More followed including the 22-day 2008-2009 war that left over 1,000 Palestinians dead. In the summer of 2014, over 2,100 Palestinians were killed including over 500 children in Operation Protective Edge. In 2021, 256 Palestinians were killed within eleven days. In each case, civilians bore the brunt of the deaths in Gaza.

‘Mowing the lawn’ served multiple purposes for the Israeli state. It maintained deterrence through the staggering use of disproportionate force. It did enough damage to degrade the military capacity of Hamas and other groups significantly. The logic of the blockade was reinforced by the demonisation of Gaza as a perpetual security threat.

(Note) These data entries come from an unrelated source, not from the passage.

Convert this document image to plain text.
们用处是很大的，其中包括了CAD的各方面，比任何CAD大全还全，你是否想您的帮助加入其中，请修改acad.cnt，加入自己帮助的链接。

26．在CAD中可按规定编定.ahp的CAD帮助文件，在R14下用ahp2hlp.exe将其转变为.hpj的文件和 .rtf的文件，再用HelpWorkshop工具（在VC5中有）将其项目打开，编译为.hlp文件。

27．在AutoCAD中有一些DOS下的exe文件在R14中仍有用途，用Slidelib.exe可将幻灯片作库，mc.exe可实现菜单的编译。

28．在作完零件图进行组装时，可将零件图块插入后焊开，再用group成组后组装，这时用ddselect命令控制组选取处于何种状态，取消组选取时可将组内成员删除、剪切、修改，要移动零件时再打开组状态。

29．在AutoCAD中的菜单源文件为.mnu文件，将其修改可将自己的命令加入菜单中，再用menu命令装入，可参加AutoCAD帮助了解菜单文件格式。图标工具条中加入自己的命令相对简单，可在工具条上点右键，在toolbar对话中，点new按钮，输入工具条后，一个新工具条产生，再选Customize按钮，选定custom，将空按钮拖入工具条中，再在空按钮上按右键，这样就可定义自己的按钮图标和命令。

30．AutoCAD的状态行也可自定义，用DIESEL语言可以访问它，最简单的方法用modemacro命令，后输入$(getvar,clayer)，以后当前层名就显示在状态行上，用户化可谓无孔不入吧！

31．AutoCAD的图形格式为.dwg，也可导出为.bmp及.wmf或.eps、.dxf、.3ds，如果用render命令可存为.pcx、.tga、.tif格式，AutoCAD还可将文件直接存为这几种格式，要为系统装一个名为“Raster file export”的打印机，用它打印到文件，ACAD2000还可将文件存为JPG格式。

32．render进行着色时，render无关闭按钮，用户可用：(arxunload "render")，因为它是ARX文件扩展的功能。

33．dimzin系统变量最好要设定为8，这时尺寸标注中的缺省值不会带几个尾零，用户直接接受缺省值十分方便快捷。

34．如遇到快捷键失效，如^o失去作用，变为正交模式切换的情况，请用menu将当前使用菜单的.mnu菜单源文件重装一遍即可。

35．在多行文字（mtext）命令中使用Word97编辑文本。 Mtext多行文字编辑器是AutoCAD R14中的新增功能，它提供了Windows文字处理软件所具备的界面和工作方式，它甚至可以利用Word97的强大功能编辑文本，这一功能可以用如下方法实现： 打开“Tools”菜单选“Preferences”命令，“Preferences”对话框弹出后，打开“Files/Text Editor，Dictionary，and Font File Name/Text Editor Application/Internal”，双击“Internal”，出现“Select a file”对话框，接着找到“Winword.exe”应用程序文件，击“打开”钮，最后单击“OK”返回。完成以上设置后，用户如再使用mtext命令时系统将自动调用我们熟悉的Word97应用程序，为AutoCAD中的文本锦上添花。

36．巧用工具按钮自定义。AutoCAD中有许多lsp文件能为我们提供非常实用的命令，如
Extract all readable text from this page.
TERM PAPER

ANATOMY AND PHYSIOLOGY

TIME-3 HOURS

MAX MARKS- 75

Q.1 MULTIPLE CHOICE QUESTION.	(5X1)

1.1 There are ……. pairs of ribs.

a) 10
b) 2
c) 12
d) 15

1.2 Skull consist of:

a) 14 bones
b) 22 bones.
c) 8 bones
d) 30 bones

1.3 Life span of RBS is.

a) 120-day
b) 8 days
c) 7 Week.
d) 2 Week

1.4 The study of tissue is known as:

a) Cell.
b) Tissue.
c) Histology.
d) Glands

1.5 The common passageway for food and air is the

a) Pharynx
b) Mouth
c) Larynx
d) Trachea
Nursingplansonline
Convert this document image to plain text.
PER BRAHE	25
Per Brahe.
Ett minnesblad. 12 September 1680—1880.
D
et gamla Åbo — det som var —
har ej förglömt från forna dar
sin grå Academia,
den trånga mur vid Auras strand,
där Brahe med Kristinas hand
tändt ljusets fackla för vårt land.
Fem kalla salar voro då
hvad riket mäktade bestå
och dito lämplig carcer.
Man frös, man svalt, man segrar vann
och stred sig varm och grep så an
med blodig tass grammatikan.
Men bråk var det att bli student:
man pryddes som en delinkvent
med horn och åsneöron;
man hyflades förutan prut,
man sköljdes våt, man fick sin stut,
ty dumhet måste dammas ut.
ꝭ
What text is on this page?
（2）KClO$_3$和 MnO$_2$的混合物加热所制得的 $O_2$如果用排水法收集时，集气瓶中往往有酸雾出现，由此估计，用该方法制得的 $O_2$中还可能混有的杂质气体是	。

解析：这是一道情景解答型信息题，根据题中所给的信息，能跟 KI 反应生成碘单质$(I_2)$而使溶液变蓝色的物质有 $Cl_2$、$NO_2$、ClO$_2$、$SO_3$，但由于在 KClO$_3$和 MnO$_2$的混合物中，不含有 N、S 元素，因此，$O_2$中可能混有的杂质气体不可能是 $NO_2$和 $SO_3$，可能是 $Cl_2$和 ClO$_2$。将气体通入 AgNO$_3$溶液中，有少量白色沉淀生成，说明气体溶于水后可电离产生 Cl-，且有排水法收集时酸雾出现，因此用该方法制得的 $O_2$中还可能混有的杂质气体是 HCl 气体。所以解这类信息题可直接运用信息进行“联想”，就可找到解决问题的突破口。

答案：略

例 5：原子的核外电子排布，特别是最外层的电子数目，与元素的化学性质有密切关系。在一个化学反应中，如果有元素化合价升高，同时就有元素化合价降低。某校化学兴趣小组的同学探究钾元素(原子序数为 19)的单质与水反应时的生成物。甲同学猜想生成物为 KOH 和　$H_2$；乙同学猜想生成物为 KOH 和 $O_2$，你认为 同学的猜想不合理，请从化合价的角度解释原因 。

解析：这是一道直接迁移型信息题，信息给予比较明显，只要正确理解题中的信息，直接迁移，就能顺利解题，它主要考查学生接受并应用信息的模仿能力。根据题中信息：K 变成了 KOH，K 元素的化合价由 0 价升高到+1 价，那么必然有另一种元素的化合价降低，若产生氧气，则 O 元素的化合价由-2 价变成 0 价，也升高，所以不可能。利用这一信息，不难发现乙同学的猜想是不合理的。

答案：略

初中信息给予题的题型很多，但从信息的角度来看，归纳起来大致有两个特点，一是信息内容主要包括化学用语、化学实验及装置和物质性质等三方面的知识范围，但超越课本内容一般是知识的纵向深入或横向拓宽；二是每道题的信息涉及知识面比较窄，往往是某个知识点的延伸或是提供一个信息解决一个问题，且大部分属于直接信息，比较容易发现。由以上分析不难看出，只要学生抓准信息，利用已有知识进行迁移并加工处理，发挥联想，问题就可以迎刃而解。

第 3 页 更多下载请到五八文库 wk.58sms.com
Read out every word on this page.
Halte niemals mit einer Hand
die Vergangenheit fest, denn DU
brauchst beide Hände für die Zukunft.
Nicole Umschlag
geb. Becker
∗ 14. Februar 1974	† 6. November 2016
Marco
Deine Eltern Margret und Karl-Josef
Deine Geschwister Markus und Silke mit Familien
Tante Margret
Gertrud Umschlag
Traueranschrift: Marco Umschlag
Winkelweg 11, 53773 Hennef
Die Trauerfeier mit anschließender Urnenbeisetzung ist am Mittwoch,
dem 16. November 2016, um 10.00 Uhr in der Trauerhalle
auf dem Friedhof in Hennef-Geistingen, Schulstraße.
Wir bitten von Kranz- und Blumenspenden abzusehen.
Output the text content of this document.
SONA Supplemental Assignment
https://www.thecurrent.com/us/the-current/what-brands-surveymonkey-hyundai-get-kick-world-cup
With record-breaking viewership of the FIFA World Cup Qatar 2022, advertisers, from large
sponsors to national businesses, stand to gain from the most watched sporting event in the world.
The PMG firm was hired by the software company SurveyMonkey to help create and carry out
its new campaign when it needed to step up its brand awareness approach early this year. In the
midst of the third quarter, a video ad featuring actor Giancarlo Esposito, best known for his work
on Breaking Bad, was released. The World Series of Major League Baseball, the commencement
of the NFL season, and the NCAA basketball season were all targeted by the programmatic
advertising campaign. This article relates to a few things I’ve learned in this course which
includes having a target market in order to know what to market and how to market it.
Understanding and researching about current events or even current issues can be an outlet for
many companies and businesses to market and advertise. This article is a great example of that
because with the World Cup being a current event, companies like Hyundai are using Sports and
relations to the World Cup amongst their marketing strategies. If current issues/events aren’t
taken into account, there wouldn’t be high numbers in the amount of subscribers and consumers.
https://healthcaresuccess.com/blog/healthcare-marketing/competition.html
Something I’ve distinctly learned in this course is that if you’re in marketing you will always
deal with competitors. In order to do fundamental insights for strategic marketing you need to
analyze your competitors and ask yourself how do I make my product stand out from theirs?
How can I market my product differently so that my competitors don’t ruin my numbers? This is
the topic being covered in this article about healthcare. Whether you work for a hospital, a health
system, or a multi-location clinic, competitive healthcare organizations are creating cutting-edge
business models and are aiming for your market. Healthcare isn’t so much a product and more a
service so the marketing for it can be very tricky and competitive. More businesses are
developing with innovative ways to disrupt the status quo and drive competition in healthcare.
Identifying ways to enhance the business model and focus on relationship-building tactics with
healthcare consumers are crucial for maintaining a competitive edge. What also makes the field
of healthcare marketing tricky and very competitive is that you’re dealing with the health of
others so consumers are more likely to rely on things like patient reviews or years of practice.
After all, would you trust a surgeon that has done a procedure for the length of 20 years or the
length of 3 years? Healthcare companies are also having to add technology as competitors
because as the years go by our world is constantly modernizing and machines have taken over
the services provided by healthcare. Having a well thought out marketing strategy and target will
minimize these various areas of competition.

After the cross-attacks by Hamas and Palestinian Islamic Jihad on 7 October 2023, Israel escalated its doctrine of ‘mowing the lawn’. Its plan has evolved into something genocidal in scale and intent, determined to uproot the Palestinian population from Gaza entirely. This genocide that is being waged in full display is a part of settler-colonialism; a process aimed towards the erasure, dispossession and annihilation of a people from their homeland.

Tens of thousands of people have been killed in almost two years of bombardment, the pro-rata equivalent of six times the atomic bomb dropped on Hiroshima. A man-made famine orchestrated by the Israeli state has taken hold across the territory whilst the only ‘aid’ available can only be got at the risk of being shot at. Ethnic cleansing is being suggested in front of the world’s press, not only by Netanyahu but the White House.

Israel’s disengagement from Gaza in 2005 wasn’t a move towards coexistence, but containment. The withdrawal wasn’t a gesture of peace, but a means to manage a population in a less costly and more distant manner. It gave the illusion of an experiment in Palestinian freedom. It became a staging ground of a slow process of strangulation that has now erupted into genocide. Twenty years on, Gaza’s occupation has been rebranded and reshaped but it had never ended.